If X is less than infinite then I just need to modify the above to:

SELECT id, type, AsText(coords) FROM POSTS WHERE MBRContains(GeomFromText(BoundingBox, Position)) ORDER BY id DESC LIMIT X

The problem that I am trying to solve is how do I obtain a good representative set of results from a given region on the map when the points in that region are heavily clustered (for example, within cities on the map search region). For example:

enter image description here

In the example above, I am standing at X and searching for the 5 most-recently-inserted points of type black within the black-framed bounding box. If these points were all inserted in the cluster in the bottom right hand corner (let's assume that cluster is London) then my set of results will not include the black point that is near the top right of the search region. This is a problem for my application as I do not want users to be given the impression that there are no points of interest outside any areas where points are clustered.

I have considered a few potential solutions but I can't find one that works efficiently when the number of rows is huge (10s of millions). Approaches that I have tried so far include:

  1. Dividing the search region into S number of squares (i.e., turning it into a grid) and searching for up to x/S points within each square - i.e., executing a separate mysql query for each square in the grid. This works OK for a small number of rows but becomes inefficient when the number of rows is massive as you need to divide the region into a large number of squares for the approach to work effectively. With only a small number of squares, you cannot guarantee that each square won't contain a densely populated cluster. A large number of squares means a large number of mysql searches which causes things to chug.
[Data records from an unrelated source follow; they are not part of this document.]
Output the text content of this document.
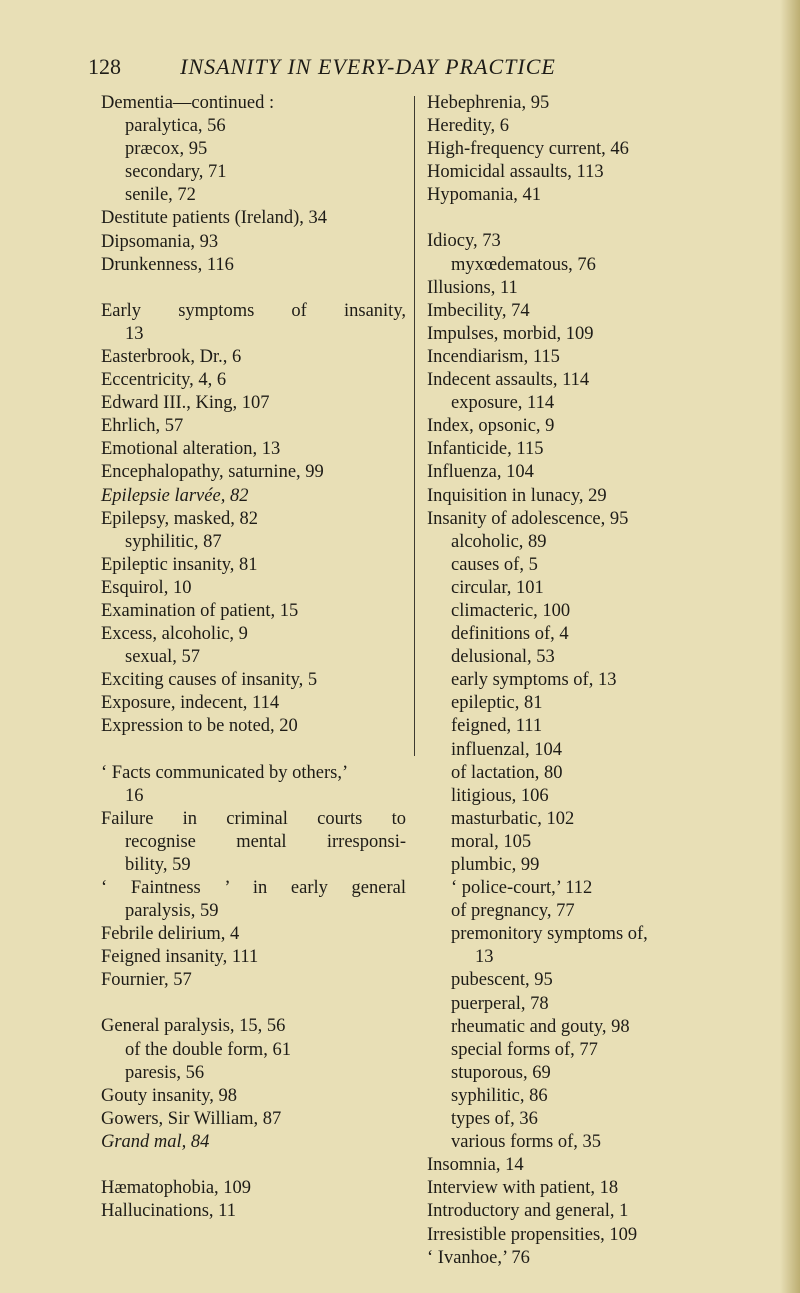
128	INSANITY IN EVERY-DAY PRACTICE
Dementia—continued :
paralytica, 56
præcox, 95
secondary, 71
senile, 72
Destitute patients (Ireland), 34
Dipsomania, 93
Drunkenness, 116
Early symptoms of insanity,
13
Easterbrook, Dr., 6
Eccentricity, 4, 6
Edward III., King, 107
Ehrlich, 57
Emotional alteration, 13
Encephalopathy, saturnine, 99
Epilepsie larvée, 82
Epilepsy, masked, 82
syphilitic, 87
Epileptic insanity, 81
Esquirol, 10
Examination of patient, 15
Excess, alcoholic, 9
sexual, 57
Exciting causes of insanity, 5
Exposure, indecent, 114
Expression to be noted, 20
‘ Facts communicated by others,’
16
Failure in criminal courts to
recognise mental irresponsi-
bility, 59
‘ Faintness ’ in early general
paralysis, 59
Febrile delirium, 4
Feigned insanity, 111
Fournier, 57
General paralysis, 15, 56
of the double form, 61
paresis, 56
Gouty insanity, 98
Gowers, Sir William, 87
Grand mal, 84
Hæmatophobia, 109
Hallucinations, 11
Hebephrenia, 95
Heredity, 6
High-frequency current, 46
Homicidal assaults, 113
Hypomania, 41
Idiocy, 73
myxœdematous, 76
Illusions, 11
Imbecility, 74
Impulses, morbid, 109
Incendiarism, 115
Indecent assaults, 114
exposure, 114
Index, opsonic, 9
Infanticide, 115
Influenza, 104
Inquisition in lunacy, 29
Insanity of adolescence, 95
alcoholic, 89
causes of, 5
circular, 101
climacteric, 100
definitions of, 4
delusional, 53
early symptoms of, 13
epileptic, 81
feigned, 111
influenzal, 104
of lactation, 80
litigious, 106
masturbatic, 102
moral, 105
plumbic, 99
‘ police-court,’ 112
of pregnancy, 77
premonitory symptoms of,
13
pubescent, 95
puerperal, 78
rheumatic and gouty, 98
special forms of, 77
stuporous, 69
syphilitic, 86
types of, 36
various forms of, 35
Insomnia, 14
Interview with patient, 18
Introductory and general, 1
Irresistible propensities, 109
‘ Ivanhoe,’ 76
  2. Adding a column to each row in the table that stores the distance to the nearest neighbour for each point. The nearest neighbour distance for a given point is calculated when the point is inserted into the table. With this structure, I can then order the search results by the nearest neighbour distance column so that any points that are in clusters are returned last. This solution only works when I'm searching for ALL points within the search region. For example, consider the situation in the diagram shown above. If I want to find the 5 most-recently-inserted points of type green, the nearest neighbour distance that is recorded for each point will not be correct. Recalculating these distances for each and every query is going to be far too expensive, even using efficient algorithms like KD trees.
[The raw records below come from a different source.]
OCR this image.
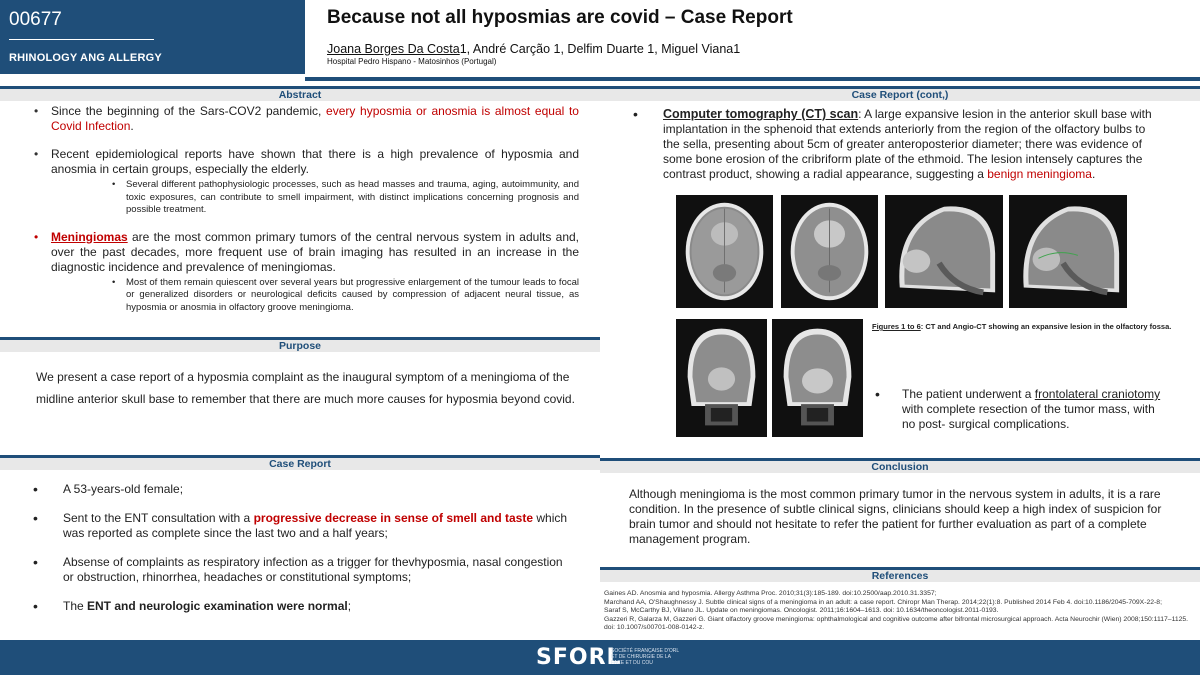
00677
RHINOLOGY ANG ALLERGY
Because not all hyposmias are covid – Case Report
Joana Borges Da Costa1, André Carção 1, Delfim Duarte 1, Miguel Viana1
Hospital Pedro Hispano - Matosinhos (Portugal)
Abstract
• Since the beginning of the Sars-COV2 pandemic, every hyposmia or anosmia is almost equal to Covid Infection.
• Recent epidemiological reports have shown that there is a high prevalence of hyposmia and anosmia in certain groups, especially the elderly.
• Several different pathophysiologic processes, such as head masses and trauma, aging, autoimmunity, and toxic exposures, can contribute to smell impairment, with distinct implications concerning prognosis and possible treatment.
• Meningiomas are the most common primary tumors of the central nervous system in adults and, over the past decades, more frequent use of brain imaging has resulted in an increase in the diagnostic incidence and prevalence of meningiomas.
• Most of them remain quiescent over several years but progressive enlargement of the tumour leads to focal or generalized disorders or neurological deficits caused by compression of adjacent neural tissue, as hyposmia or anosmia in olfactory groove meningioma.
Purpose
We present a case report of a hyposmia complaint as the inaugural symptom of a meningioma of the midline anterior skull base to remember that there are much more causes for hyposmia beyond covid.
Case Report
• A 53-years-old female;
• Sent to the ENT consultation with a progressive decrease in sense of smell and taste which was reported as complete since the last two and a half years;
• Absense of complaints as respiratory infection as a trigger for thevhyposmia, nasal congestion or obstruction, rhinorrhea, headaches or constitutional symptoms;
• The ENT and neurologic examination were normal;
Case Report (cont,)
• Computer tomography (CT) scan: A large expansive lesion in the anterior skull base with implantation in the sphenoid that extends anteriorly from the region of the olfactory bulbs to the sella, presenting about 5cm of greater anteroposterior diameter; there was evidence of some bone erosion of the cribriform plate of the ethmoid. The lesion intensely captures the contrast product, showing a radial appearance, suggesting a benign meningioma.
Figures 1 to 6: CT and Angio-CT showing an expansive lesion in the olfactory fossa.
• The patient underwent a frontolateral craniotomy with complete resection of the tumor mass, with no post- surgical complications.
Conclusion
Although meningioma is the most common primary tumor in the nervous system in adults, it is a rare condition. In the presence of subtle clinical signs, clinicians should keep a high index of suspicion for brain tumor and should not hesitate to refer the patient for further evaluation as part of a complete management program.
References
Gaines AD. Anosmia and hyposmia. Allergy Asthma Proc. 2010;31(3):185-189. doi:10.2500/aap.2010.31.3357;
Marchand AA, O'Shaughnessy J. Subtle clinical signs of a meningioma in an adult: a case report. Chiropr Man Therap. 2014;22(1):8. Published 2014 Feb 4. doi:10.1186/2045-709X-22-8;
Saraf S, McCarthy BJ, Villano JL. Update on meningiomas. Oncologist. 2011;16:1604–1613. doi: 10.1634/theoncologist.2011-0193.
Gazzeri R, Galarza M, Gazzeri G. Giant olfactory groove meningioma: ophthalmological and cognitive outcome after bifrontal microsurgical approach. Acta Neurochir (Wien) 2008;150:1117–1125. doi: 10.1007/s00701-008-0142-z.
SFORL
SOCIÉTÉ FRANÇAISE D'ORL ET DE CHIRURGIE DE LA FACE ET DU COU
In fact, I can't see any approach that requires pre-processing of data in table rows (or, put another way, 'touching' every point in the relevant search region dataset) to be viable when the number of rows gets large. I have considered algorithms like k-means / DBSCAN, etc. and I can't find anything that will work with sufficient efficiency given the use case explained above.
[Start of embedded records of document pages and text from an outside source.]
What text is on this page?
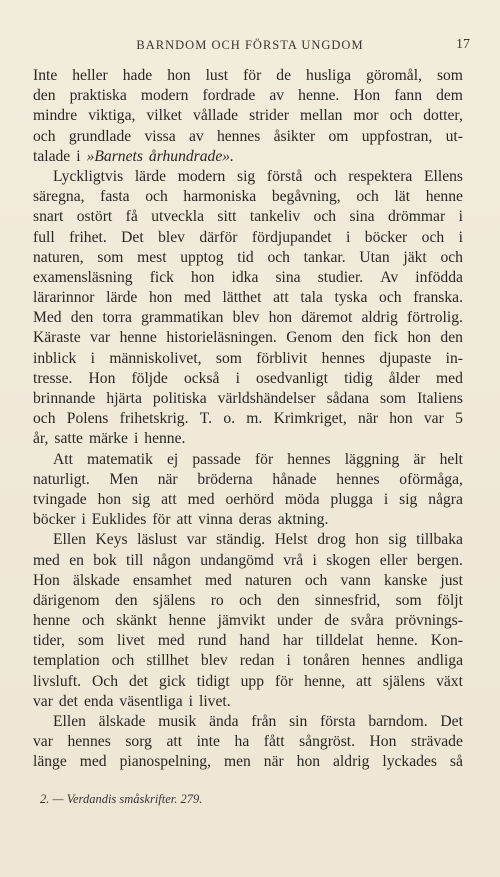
BARNDOM OCH FÖRSTA UNGDOM	17
Inte heller hade hon lust för de husliga göromål, som
den praktiska modern fordrade av henne. Hon fann dem
mindre viktiga, vilket vållade strider mellan mor och dotter,
och grundlade vissa av hennes åsikter om uppfostran, ut-
talade i »Barnets århundrade».
Lyckligtvis lärde modern sig förstå och respektera Ellens
säregna, fasta och harmoniska begåvning, och lät henne
snart ostört få utveckla sitt tankeliv och sina drömmar i
full frihet. Det blev därför fördjupandet i böcker och i
naturen, som mest upptog tid och tankar. Utan jäkt och
examensläsning fick hon idka sina studier. Av infödda
lärarinnor lärde hon med lätthet att tala tyska och franska.
Med den torra grammatikan blev hon däremot aldrig förtrolig.
Käraste var henne historieläsningen. Genom den fick hon den
inblick i människolivet, som förblivit hennes djupaste in-
tresse. Hon följde också i osedvanligt tidig ålder med
brinnande hjärta politiska världshändelser sådana som Italiens
och Polens frihetskrig. T. o. m. Krimkriget, när hon var 5
år, satte märke i henne.
Att matematik ej passade för hennes läggning är helt
naturligt. Men när bröderna hånade hennes oförmåga,
tvingade hon sig att med oerhörd möda plugga i sig några
böcker i Euklides för att vinna deras aktning.
Ellen Keys läslust var ständig. Helst drog hon sig tillbaka
med en bok till någon undangömd vrå i skogen eller bergen.
Hon älskade ensamhet med naturen och vann kanske just
därigenom den själens ro och den sinnesfrid, som följt
henne och skänkt henne jämvikt under de svåra prövnings-
tider, som livet med rund hand har tilldelat henne. Kon-
templation och stillhet blev redan i tonåren hennes andliga
livsluft. Och det gick tidigt upp för henne, att själens växt
var det enda väsentliga i livet.
Ellen älskade musik ända från sin första barndom. Det
var hennes sorg att inte ha fått sångröst. Hon strävade
länge med pianospelning, men när hon aldrig lyckades så
2. — Verdandis småskrifter. 279.
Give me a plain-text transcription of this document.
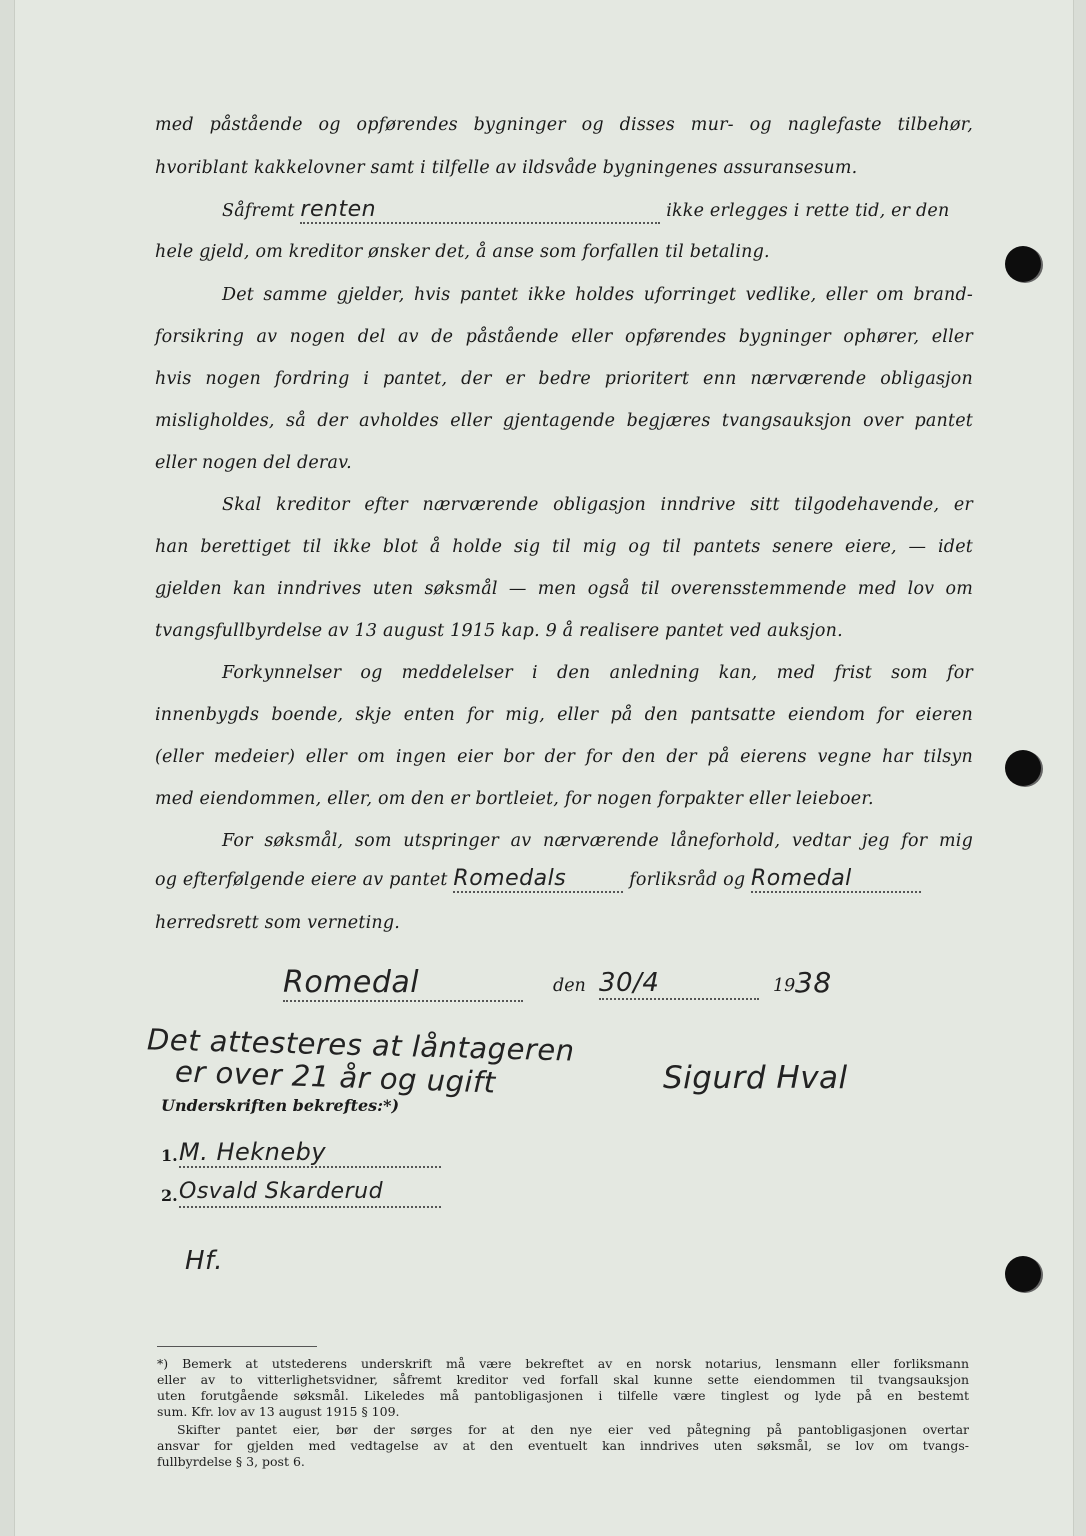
med påstående og opførendes bygninger og disses mur- og naglefaste tilbehør,
hvoriblant kakkelovner samt i tilfelle av ildsvåde bygningenes assuransesum.
Såfremt renten	ikke erlegges i rette tid, er den
hele gjeld, om kreditor ønsker det, å anse som forfallen til betaling.
Det samme gjelder, hvis pantet ikke holdes uforringet vedlike, eller om brand-
forsikring av nogen del av de påstående eller opførendes bygninger ophører, eller
hvis nogen fordring i pantet, der er bedre prioritert enn nærværende obligasjon
misligholdes, så der avholdes eller gjentagende begjæres tvangsauksjon over pantet
eller nogen del derav.
Skal kreditor efter nærværende obligasjon inndrive sitt tilgodehavende, er
han berettiget til ikke blot å holde sig til mig og til pantets senere eiere, — idet
gjelden kan inndrives uten søksmål — men også til overensstemmende med lov om
tvangsfullbyrdelse av 13 august 1915 kap. 9 å realisere pantet ved auksjon.
Forkynnelser og meddelelser i den anledning kan, med frist som for
innenbygds boende, skje enten for mig, eller på den pantsatte eiendom for eieren
(eller medeier) eller om ingen eier bor der for den der på eierens vegne har tilsyn
med eiendommen, eller, om den er bortleiet, for nogen forpakter eller leieboer.
For søksmål, som utspringer av nærværende låneforhold, vedtar jeg for mig
og efterfølgende eiere av pantet Romedals	forliksråd og Romedal
herredsrett som verneting.
Romedal	den 30/4	19 38
Det attesteres at låntageren
er over 21 år og ugift	Sigurd Hval
Underskriften bekreftes:*)
1. M. Hekneby
2. Osvald Skarderud
Hf.
*) Bemerk at utstederens underskrift må være bekreftet av en norsk notarius, lensmann eller forliksmann
eller av to vitterlighetsvidner, såfremt kreditor ved forfall skal kunne sette eiendommen til tvangsauksjon
uten forutgående søksmål. Likeledes må pantobligasjonen i tilfelle være tinglest og lyde på en bestemt
sum. Kfr. lov av 13 august 1915 § 109.
Skifter pantet eier, bør der sørges for at den nye eier ved påtegning på pantobligasjonen overtar
ansvar for gjelden med vedtagelse av at den eventuelt kan inndrives uten søksmål, se lov om tvangs-
fullbyrdelse § 3, post 6.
Any pearls? My intuition tells me this CAN be solved but I'm stumped so far.

1
If you're supposed to only display 5 places, why do you feel the need to imply the existence of the top right one? What about using a more obvious color and cluster icon for the 5 first cases and cluster them first, then cluster the others after. I've done this approach in Google Maps.Robin Castlin

1 Answers

1
votes

Post-processing in that case seems more effective. Fetch last X points of a given type. Find if there is some clustering, for example: too many points too close together, relative to the distance of your point of view. Drop oldest of them (or these which are very close - may be your data is referencing a same POI). How much - up to you. Fetch next X points and see if there are some of them which are not in the cluster, or you can calculate a value for each of them based on remoteness and recentness and discard points according to that value.